What is a self-reliant epicenter?
In Africa, The Hunger Project has set up 131 epicenters, of which 47 epicenters - with more than 717,000 inhabitants - are now self-reliant. The other epicenters are also moving towards self-reliance. All these villages and communities have set their own goals and essential indicators, thereby shaping their own criteria for self-reliance. A self-reliant epicenter continues without The Hunger Project. We no longer invest time, manpower or resources in the area.
A self-reliant epicenter is not self-sufficient. Not every question or need has necessarily been answered yet, but hunger and poverty are clearly improving. Most importantly, the community itself runs the village. And that they can take on new challenges together - even in the event of setbacks - towards the end of hunger and poverty for all.

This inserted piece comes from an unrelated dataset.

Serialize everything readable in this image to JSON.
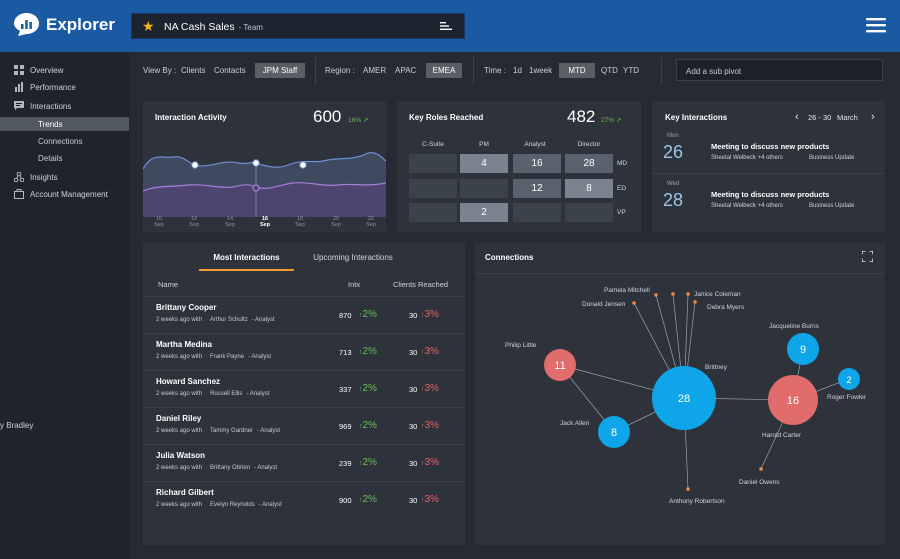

Post Self-Reliance Evaluation Study.
The Post Self-Reliance Evaluation Study for the Epicenter Strategy was carried out by research agency MDF Training and Consultancy BV, with support from the Dioraphte Foundation and the Swedish Postcode Lottery. Two epicenters were selected for this evaluation - Nkawanda in Ghana and Ligowe in Malawi, both of which became self-reliant in 2016.
This study is a part of The Hunger Project's commitment to providing a critical framework for delivering on its organizational mission. One of the noteworthy manifestations of this is systematic learning from outcome evaluations conducted since 2012, which adds to The Hunger Project's ongoing monitoring and reporting at the output level. With this evaluation, The Hunger Project goes a step further by conducting the first post-self-reliance evaluation to learn from and report on the impact of the The Hunger Project program.
Results and lessons.
The study affirmed the core methodology of The Hunger Project, noting that targeting skills, attitudes and capacity development pays off in terms of sustainable change - declines in poverty and hunger, increased access to education, and girls' empowerment.

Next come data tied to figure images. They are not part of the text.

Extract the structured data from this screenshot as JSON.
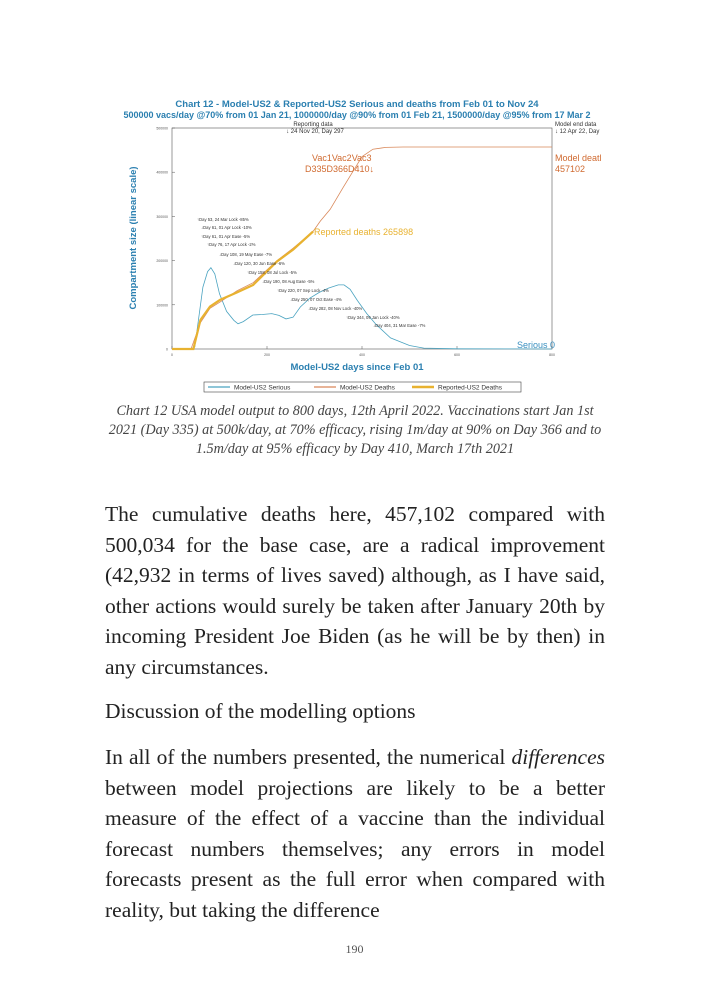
{
  "chart_data": {
    "type": "line",
    "title": "Chart 12 - Model-US2 & Reported-US2 Serious and deaths from Feb 01 to Nov 24",
    "subtitle": "500000 vacs/day @70% from 01 Jan 21, 1000000/day @90% from 01 Feb 21, 1500000/day @95% from 17 Mar 2",
    "xlabel": "Model-US2 days since Feb 01",
    "ylabel": "Compartment size (linear scale)",
    "xlim": [
      0,
      800
    ],
    "ylim": [
      0,
      500000
    ],
    "xticks": [
      0,
      200,
      400,
      600,
      800
    ],
    "yticks": [
      0,
      100000,
      200000,
      300000,
      400000,
      500000
    ],
    "legend": "bottom",
    "series": [
      {
        "name": "Model-US2 Serious",
        "color": "#4aa3c0",
        "x": [
          0,
          40,
          48,
          55,
          65,
          75,
          82,
          90,
          100,
          115,
          130,
          139,
          150,
          170,
          190,
          210,
          225,
          240,
          255,
          270,
          290,
          310,
          330,
          350,
          362,
          375,
          390,
          410,
          430,
          460,
          500,
          530,
          600,
          800
        ],
        "y": [
          0,
          0,
          5000,
          60000,
          140000,
          175000,
          184000,
          170000,
          125000,
          85000,
          65000,
          57000,
          62000,
          77000,
          78000,
          80000,
          76000,
          68000,
          72000,
          95000,
          115000,
          128000,
          138000,
          145000,
          145000,
          135000,
          110000,
          80000,
          55000,
          25000,
          8000,
          2000,
          500,
          0
        ]
      },
      {
        "name": "Model-US2 Deaths",
        "color": "#d9885a",
        "x": [
          0,
          40,
          60,
          80,
          101,
          137,
          171,
          221,
          255,
          297,
          312,
          333,
          360,
          381,
          400,
          423,
          450,
          486,
          600,
          800
        ],
        "y": [
          0,
          0,
          60000,
          92000,
          106000,
          132000,
          150000,
          200000,
          228000,
          266000,
          289000,
          316000,
          365000,
          402000,
          435000,
          452000,
          456000,
          457102,
          457102,
          457102
        ]
      },
      {
        "name": "Reported-US2 Deaths",
        "color": "#e8b230",
        "x": [
          0,
          45,
          60,
          80,
          101,
          137,
          171,
          221,
          255,
          297
        ],
        "y": [
          0,
          0,
          66000,
          96000,
          111000,
          128000,
          145000,
          198000,
          225000,
          265898
        ]
      }
    ],
    "annotations": {
      "reporting": [
        "Reporting data",
        "↓ 24 Nov 20, Day 297"
      ],
      "model_end": [
        "Model end data",
        "↓ 12 Apr 22, Day"
      ],
      "vac": [
        "Vac1Vac2Vac3",
        "D335D366D410↓"
      ],
      "model_deaths": [
        "Model deatl",
        "457102"
      ],
      "reported_deaths": "Reported deaths 265898",
      "serious": "Serious 0",
      "events": [
        "↑Day 53, 24 Mar Lock -85%",
        "↓Day 61, 01 Apr Lock -10%",
        "↑Day 61, 01 Apr Ease -5%",
        "↑Day 76, 17 Apr Lock -2%",
        "↓Day 108, 19 May Ease -7%",
        "↓Day 120, 30 Jun Ease -6%",
        "↑Day 158, 08 Jul Lock -5%",
        "↓Day 190, 08 Aug Ease -5%",
        "↑Day 220, 07 Sep Lock -4%",
        "↓Day 250, 07 Oct Ease -4%",
        "↓Day 282, 08 Nov Lock -40%",
        "↑Day 344, 09 Jan Lock -40%",
        "↓Day 404, 31 Mar Ease -7%"
      ]
    }
  },
  "caption": "Chart 12 USA model output to 800 days, 12th April 2022. Vaccinations start Jan 1st 2021 (Day 335) at 500k/day, at 70% efficacy, rising 1m/day at 90% on Day 366 and to 1.5m/day at 95% efficacy by Day 410, March 17th 2021",
  "para1": "The cumulative deaths here, 457,102 compared with 500,034 for the base case, are a radical improvement (42,932 in terms of lives saved) although, as I have said, other actions would surely be taken after January 20th by incoming President Joe Biden (as he will be by then) in any circumstances.",
  "heading": "Discussion of the modelling options",
  "para2_em": "differences",
  "para2_a": "In all of the numbers presented, the numerical ",
  "para2_b": " between model projections are likely to be a better measure of the effect of a vaccine than the individual forecast numbers themselves; any errors in model forecasts present as the full error when compared with reality, but taking the difference",
  "page_number": "190"
}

The results show that both communities still use the epicenter services they have organized themselves, such as the microcredit counter and the food bank. There are still plenty of challenges in the field of water and sanitation. And there is also room for improvement in the field of gender equality and youth participation.

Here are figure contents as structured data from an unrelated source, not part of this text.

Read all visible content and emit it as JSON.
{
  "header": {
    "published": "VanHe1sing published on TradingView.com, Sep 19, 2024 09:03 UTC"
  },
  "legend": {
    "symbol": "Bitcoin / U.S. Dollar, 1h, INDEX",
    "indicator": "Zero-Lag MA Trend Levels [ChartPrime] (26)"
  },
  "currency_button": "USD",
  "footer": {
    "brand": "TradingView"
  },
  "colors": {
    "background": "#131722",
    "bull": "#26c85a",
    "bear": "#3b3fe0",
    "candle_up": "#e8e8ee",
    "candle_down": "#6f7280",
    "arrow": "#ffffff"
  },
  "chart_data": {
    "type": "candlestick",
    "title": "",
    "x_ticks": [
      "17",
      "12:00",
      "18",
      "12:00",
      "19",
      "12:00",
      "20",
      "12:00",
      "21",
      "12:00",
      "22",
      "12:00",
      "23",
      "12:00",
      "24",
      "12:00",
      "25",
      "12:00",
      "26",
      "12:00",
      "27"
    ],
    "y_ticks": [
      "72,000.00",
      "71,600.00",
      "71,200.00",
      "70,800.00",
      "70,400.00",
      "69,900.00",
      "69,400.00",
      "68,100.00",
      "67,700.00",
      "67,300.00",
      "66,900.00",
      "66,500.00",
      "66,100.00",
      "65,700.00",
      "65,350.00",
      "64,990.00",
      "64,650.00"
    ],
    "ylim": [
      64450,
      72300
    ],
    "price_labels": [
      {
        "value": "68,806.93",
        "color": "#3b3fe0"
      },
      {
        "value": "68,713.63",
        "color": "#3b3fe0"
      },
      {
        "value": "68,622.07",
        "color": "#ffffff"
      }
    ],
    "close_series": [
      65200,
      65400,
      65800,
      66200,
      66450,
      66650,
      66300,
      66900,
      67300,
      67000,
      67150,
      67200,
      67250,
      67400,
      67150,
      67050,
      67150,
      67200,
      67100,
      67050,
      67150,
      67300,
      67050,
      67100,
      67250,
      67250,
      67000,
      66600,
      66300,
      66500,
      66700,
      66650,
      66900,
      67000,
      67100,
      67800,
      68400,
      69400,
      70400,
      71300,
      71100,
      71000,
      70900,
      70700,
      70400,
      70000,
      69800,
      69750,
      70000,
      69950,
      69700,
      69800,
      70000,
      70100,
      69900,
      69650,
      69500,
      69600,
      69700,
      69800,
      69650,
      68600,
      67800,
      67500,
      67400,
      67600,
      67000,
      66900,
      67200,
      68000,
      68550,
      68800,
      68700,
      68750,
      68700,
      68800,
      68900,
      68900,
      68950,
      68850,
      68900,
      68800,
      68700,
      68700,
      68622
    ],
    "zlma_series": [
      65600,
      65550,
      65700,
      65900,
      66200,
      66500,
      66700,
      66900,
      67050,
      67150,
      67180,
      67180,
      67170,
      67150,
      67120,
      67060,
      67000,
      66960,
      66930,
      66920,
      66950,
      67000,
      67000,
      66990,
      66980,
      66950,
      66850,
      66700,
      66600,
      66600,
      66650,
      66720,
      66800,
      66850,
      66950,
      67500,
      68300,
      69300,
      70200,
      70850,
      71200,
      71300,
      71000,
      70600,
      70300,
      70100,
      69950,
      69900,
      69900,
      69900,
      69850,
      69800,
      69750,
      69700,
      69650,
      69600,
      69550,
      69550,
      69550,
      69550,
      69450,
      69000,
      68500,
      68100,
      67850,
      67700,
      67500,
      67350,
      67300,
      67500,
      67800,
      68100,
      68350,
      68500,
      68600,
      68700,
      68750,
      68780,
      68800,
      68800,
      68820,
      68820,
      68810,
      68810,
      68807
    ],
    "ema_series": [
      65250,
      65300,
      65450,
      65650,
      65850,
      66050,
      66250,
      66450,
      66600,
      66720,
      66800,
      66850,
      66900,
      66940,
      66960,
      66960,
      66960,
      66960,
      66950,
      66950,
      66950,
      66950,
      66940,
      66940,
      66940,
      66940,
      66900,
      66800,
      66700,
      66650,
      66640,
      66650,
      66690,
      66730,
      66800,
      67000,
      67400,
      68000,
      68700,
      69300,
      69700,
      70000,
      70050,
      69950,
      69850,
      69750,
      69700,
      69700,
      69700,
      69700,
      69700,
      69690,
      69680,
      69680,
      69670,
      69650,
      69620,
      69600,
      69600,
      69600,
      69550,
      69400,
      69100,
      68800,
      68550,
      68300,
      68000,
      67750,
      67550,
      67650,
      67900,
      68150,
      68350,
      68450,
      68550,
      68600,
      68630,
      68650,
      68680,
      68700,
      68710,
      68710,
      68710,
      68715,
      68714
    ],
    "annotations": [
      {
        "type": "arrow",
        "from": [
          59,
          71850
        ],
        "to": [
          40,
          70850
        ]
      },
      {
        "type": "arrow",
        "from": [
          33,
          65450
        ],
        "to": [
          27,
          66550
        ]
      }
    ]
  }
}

But the social infrastructure is rock solid. The epicenters still act as a motor for change, guided by the people themselves. The committees - with women in leadership positions - are still functioning. The trained volunteers are successful and reflect together on what they have already achieved. And the number of motivated people who have confidence that they can determine their own future is still growing steadily.
A few of the highlights.
- Hunger and poverty continue to decline structurally.
- Farmers' productivity is increasing.
- More people can read and write and more children attend primary and secondary school (well above the national average).
- The number of child marriages is decreasing.
- Access to credit is crucial for women's empowerment.
- Awareness sessions and training lead to real behavioral change. But improving access to sanitation requires more than just awareness campaigns: people should also be able to afford a toilet.
Learning from the evaluation.
The evaluation also revealed some areas for growth, which we are in the process of evaluating and incorporating into our new and existing programs in the coming years. In any case, these results show us the importance of an integrated approach, but also encourage more and better collaborations with organizations that can strengthen parts of our approach.